News Article

Detecting potential
Date: Dec 16, 2011
Author: Brian Brus
Source: The Journal Record ( click here to go to the source)

Featured firm in this article: XploSafe LLC of Stillwater, OK



A last-minute reauthorization of the $2.5 billion federal Small Business Innovation Research program means the difference to companies like XploSafe between dying in their concept phase or being able to grow and add several highly trained employees, Shaikh Shoaib said.

The Stillwater-based company was created in 2009 to commercialize the detection of peroxide, chlorate and nitro-based explosives through a variety of explosive sensors. The company has been focused on technology initially developed with funding from the Memorial Institute for the Prevention of Terrorism at the Oklahoma State University and licensing its nanometric ink technology.

XploSafe Chief Scientific Officer Nick Materer and President Allen Apblett. (Courtesy photo)Shoaib, who is co-founder and CEO, said the company began with a single employee; by the first quarter of 2012, XploSafe will likely employ up to nine good, high-paying, science jobs.

He credited that growth to SBIR-backed assistance from the Oklahoma Center for the Advancement of Science and Technology. OCAST is one of the participants in the Oklahoma SBIR Collaborative Project, which also includes i2E Inc., the Oklahoma Bioscience Association, the Greater Oklahoma City Chamber, the Oklahoma Medical Research Foundation and Oklahoma EPSCoR.

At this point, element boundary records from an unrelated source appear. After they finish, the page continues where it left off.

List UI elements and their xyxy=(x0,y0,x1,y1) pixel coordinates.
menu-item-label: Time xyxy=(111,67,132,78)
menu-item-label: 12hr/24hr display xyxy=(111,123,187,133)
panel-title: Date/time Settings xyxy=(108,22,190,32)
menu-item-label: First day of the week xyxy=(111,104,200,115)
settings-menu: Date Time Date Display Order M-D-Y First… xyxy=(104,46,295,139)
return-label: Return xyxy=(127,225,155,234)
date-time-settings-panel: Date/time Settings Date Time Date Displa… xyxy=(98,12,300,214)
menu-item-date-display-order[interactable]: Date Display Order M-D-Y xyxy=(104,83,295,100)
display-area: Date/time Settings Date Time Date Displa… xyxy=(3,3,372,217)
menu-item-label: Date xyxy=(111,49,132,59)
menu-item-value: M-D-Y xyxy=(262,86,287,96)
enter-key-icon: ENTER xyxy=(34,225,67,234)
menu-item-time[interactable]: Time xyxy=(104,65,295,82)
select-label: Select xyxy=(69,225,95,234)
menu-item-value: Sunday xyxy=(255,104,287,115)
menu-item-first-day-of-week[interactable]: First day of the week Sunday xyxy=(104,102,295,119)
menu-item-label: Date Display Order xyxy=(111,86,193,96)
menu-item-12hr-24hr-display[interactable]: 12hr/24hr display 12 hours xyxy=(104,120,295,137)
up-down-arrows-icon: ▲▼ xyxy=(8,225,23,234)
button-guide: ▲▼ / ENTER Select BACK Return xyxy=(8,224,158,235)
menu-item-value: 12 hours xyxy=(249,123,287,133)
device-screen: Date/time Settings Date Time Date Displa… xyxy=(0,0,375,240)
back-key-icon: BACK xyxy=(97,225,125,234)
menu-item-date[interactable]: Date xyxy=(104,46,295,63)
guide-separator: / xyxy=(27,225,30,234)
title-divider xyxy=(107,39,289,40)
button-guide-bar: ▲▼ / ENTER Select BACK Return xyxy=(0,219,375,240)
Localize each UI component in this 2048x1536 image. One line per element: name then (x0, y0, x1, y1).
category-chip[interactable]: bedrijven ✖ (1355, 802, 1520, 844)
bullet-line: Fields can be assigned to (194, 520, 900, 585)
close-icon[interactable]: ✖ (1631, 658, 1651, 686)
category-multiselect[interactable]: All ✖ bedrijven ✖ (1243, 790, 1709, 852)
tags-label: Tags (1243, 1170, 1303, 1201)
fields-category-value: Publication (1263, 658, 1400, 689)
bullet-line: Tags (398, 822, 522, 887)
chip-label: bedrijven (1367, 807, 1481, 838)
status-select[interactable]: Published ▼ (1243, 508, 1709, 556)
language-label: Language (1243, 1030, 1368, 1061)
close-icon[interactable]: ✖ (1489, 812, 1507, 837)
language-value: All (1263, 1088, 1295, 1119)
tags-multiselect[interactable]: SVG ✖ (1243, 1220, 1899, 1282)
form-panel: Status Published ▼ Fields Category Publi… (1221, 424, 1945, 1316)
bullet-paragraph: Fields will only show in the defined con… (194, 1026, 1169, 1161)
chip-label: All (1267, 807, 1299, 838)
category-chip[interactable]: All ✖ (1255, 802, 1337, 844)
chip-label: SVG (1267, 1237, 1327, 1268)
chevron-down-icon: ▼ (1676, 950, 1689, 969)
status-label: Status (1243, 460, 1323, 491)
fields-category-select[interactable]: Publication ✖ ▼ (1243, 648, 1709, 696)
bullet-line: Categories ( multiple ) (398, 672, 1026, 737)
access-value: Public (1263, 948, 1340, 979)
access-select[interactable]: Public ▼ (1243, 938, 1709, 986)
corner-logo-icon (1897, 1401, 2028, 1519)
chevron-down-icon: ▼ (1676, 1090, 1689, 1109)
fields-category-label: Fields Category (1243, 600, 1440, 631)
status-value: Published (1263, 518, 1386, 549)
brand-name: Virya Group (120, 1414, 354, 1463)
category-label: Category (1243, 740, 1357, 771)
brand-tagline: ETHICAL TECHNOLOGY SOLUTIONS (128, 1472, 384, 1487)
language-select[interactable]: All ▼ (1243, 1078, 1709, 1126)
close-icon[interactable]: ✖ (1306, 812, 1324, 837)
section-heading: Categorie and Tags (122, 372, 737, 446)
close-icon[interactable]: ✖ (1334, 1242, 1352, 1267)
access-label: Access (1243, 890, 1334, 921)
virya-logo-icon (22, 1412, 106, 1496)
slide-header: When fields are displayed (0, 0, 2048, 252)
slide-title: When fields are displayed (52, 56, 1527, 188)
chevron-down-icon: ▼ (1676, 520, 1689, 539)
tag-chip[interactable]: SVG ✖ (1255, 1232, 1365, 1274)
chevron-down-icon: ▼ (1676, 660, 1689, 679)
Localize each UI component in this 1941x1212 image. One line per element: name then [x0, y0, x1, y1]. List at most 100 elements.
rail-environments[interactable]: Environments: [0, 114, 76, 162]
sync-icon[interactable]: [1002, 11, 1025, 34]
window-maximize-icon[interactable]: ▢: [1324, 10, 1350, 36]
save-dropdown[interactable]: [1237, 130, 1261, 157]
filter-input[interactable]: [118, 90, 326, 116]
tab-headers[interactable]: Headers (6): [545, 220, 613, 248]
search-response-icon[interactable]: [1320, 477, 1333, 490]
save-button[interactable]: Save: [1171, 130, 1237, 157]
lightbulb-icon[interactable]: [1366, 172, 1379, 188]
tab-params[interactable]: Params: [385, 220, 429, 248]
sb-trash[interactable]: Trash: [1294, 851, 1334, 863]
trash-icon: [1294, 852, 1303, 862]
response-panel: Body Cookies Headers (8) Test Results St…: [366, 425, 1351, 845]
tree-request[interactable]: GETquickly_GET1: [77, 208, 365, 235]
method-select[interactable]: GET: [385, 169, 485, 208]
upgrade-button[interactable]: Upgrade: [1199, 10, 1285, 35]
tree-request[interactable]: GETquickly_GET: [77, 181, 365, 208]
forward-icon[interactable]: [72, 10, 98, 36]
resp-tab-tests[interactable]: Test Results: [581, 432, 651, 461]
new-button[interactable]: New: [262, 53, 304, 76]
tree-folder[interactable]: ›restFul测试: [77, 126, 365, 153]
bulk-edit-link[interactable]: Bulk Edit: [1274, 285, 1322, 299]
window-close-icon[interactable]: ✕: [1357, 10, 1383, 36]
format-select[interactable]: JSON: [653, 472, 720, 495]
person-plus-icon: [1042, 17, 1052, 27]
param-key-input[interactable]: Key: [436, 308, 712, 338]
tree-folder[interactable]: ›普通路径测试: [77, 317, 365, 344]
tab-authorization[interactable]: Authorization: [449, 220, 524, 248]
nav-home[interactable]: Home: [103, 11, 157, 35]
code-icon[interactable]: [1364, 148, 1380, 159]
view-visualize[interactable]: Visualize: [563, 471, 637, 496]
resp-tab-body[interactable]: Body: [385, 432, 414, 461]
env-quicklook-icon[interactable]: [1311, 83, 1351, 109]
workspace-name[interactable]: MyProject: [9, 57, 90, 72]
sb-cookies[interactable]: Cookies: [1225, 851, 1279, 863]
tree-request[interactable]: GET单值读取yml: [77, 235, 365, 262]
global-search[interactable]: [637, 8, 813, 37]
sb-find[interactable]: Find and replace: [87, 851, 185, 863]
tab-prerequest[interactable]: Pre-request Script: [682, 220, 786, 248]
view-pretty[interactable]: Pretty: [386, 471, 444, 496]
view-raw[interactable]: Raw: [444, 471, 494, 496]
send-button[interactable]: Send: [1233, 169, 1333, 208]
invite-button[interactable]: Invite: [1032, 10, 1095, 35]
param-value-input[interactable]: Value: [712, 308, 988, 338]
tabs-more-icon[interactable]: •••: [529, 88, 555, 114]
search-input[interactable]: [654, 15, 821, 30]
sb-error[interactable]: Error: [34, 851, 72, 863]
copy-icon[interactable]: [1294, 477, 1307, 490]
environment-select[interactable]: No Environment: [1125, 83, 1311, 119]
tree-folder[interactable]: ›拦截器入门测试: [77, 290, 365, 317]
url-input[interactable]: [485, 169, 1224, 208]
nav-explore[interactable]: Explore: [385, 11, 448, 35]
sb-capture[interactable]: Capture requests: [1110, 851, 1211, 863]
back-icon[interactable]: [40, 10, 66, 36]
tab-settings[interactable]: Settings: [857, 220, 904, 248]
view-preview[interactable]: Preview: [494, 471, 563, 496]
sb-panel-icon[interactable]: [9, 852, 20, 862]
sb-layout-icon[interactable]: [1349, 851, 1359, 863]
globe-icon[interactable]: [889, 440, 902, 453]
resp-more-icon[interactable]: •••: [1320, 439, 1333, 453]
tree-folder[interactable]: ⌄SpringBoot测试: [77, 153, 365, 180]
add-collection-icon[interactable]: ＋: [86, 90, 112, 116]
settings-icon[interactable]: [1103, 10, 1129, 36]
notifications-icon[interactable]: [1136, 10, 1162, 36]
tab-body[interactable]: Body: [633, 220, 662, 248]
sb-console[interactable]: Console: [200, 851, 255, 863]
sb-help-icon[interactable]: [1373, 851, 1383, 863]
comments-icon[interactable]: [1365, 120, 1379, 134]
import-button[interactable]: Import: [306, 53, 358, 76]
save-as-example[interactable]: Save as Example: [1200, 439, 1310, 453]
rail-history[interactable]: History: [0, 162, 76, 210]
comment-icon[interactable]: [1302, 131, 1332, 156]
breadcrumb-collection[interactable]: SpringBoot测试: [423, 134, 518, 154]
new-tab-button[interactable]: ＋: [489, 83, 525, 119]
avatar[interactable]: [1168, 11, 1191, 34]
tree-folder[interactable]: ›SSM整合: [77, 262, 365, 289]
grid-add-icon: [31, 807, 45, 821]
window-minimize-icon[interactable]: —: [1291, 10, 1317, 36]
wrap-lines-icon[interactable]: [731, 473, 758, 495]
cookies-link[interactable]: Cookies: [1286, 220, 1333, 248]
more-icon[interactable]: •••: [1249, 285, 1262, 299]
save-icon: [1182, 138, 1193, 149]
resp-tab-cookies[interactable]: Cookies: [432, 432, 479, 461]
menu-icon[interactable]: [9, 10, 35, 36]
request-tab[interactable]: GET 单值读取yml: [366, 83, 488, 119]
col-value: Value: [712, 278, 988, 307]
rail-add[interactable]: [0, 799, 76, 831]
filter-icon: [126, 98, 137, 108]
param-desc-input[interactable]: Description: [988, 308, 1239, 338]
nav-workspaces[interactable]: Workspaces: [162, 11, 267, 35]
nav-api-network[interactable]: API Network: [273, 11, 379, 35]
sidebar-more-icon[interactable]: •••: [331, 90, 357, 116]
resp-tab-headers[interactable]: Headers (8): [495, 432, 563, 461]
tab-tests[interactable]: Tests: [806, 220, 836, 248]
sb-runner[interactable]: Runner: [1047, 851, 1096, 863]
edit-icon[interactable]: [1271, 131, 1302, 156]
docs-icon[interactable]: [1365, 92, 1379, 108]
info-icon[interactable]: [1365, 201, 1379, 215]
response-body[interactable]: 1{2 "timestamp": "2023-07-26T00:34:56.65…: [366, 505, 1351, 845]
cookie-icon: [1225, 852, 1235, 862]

Without help from OCAST and SBIR, the company would likely have not landed several of its ongoing contracts, Shoaib said.

"The SBIR knows that it's small businesses that drive much of the economy in the United States," he said. "We've been watching these reauthorization efforts very closely."

I2E Venture Adviser Rick Rainey agreed that an announcement by the House Small Business and House Science, Space and Technology committees in Washington, D.C., this week was a victory for Oklahoma small businesses working through research and development. The collaborative, which Rainey manages, provides assistance to its small business clients in identifying federal funding opportunities and negotiating the complicated application process.

The SBIR program was set to expire on Dec. 16, and with it, most federal funding opportunities for those clients, he said. That funding has been reauthorized for six more years, pending final passage by Congress, which looks to be the case, Rainey said.

Steven Martinez at OCAST said Oklahoma has underperformed compared with other states in terms of winning federal award money in the competitive application process.

"That's one of the reasons that Rick and I have decided to provide more resources to help companies navigate this funding program, so that we can improve the quality and quantity of our applications from Oklahoma," Martinez said.